At the 2019 World Para Swimming Championships, Hext came second in the 50 metre freestyle event, and third in the 100 metre freestyle competition. In 2020, she decided to participate in swimming qualifying for the 2020 Summer Paralympics, rather than equestrian. During the COVID-19 pandemic, she turned her parents' house into a gym, and was able to use jockey AP McCoy's private pool, as well as swimming in the Cornish sea.

At the 2020 Summer Paralympics, Hext had an asthma attack that caused her to be hospitalised. As a result, she was withdrawn from the British team for the mixed 4 × 50 metre freestyle relay 20pts. She came fourth in the finals of the 200 metre freestyle S5 and 100 metre freestyle S5 events. After further asthma attacks, Hext withdrew from the 100m breaststroke SB4 and 50m backstroke S5 events.

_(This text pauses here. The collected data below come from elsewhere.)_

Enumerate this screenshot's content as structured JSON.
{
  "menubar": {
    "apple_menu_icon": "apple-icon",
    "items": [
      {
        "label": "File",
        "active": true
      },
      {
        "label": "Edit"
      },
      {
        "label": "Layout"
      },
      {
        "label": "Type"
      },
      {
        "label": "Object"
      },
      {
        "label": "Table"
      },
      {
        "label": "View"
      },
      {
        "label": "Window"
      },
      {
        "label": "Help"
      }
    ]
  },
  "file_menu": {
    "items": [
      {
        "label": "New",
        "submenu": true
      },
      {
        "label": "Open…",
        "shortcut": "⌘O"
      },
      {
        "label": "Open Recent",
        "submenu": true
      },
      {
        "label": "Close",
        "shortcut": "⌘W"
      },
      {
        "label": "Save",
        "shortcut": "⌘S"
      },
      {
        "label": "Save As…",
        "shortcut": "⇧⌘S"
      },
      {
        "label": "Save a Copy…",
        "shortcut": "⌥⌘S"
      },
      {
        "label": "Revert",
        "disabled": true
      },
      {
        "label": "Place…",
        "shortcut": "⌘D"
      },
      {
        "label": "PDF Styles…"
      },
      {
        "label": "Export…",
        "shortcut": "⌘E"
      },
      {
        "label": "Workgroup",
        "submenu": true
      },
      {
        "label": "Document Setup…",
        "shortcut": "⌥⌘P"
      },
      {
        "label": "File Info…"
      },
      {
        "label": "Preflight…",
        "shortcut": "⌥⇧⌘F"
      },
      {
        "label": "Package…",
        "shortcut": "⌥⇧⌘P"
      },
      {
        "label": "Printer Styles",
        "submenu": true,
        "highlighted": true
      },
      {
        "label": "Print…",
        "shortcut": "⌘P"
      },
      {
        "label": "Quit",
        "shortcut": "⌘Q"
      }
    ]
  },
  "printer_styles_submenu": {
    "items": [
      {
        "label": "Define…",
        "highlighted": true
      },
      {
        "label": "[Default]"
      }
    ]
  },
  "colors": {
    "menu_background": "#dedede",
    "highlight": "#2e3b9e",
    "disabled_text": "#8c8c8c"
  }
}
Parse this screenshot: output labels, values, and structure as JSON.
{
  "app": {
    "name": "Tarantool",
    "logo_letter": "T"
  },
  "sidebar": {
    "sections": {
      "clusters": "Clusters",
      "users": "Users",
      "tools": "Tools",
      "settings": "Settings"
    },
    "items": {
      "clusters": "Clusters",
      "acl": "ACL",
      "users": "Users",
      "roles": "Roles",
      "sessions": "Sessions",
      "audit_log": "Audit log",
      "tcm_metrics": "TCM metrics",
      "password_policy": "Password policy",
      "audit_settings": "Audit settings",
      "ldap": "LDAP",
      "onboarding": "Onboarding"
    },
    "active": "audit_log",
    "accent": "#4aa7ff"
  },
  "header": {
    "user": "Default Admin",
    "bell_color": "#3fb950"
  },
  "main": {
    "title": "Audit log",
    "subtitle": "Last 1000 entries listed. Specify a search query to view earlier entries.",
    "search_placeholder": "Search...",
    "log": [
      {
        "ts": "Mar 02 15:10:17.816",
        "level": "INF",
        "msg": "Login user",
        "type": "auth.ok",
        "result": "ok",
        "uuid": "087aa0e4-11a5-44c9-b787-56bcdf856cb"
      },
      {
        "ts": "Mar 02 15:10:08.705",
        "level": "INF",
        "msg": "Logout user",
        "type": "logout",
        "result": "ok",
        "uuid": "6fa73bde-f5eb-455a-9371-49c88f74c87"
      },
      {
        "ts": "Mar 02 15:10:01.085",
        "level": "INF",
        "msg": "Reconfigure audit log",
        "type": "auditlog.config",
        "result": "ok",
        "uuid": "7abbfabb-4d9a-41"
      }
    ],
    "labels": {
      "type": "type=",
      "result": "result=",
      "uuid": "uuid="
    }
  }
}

Hext did not compete at the 2022 World Para Swimming Championships after developing sepsis whilst training in Lanzarote, Canary Islands. She was included in the British squad for the 2023 World Para Swimming Championships. She won the 50 metre freestyle S5 event at the World Championships, and finished second in the 100 metre freestyle S5 competition.

Hext was selected for the 2024 Summer Paralympics in Paris. A few days before her first event, Hext withdrew from the Paralympics for medical reasons.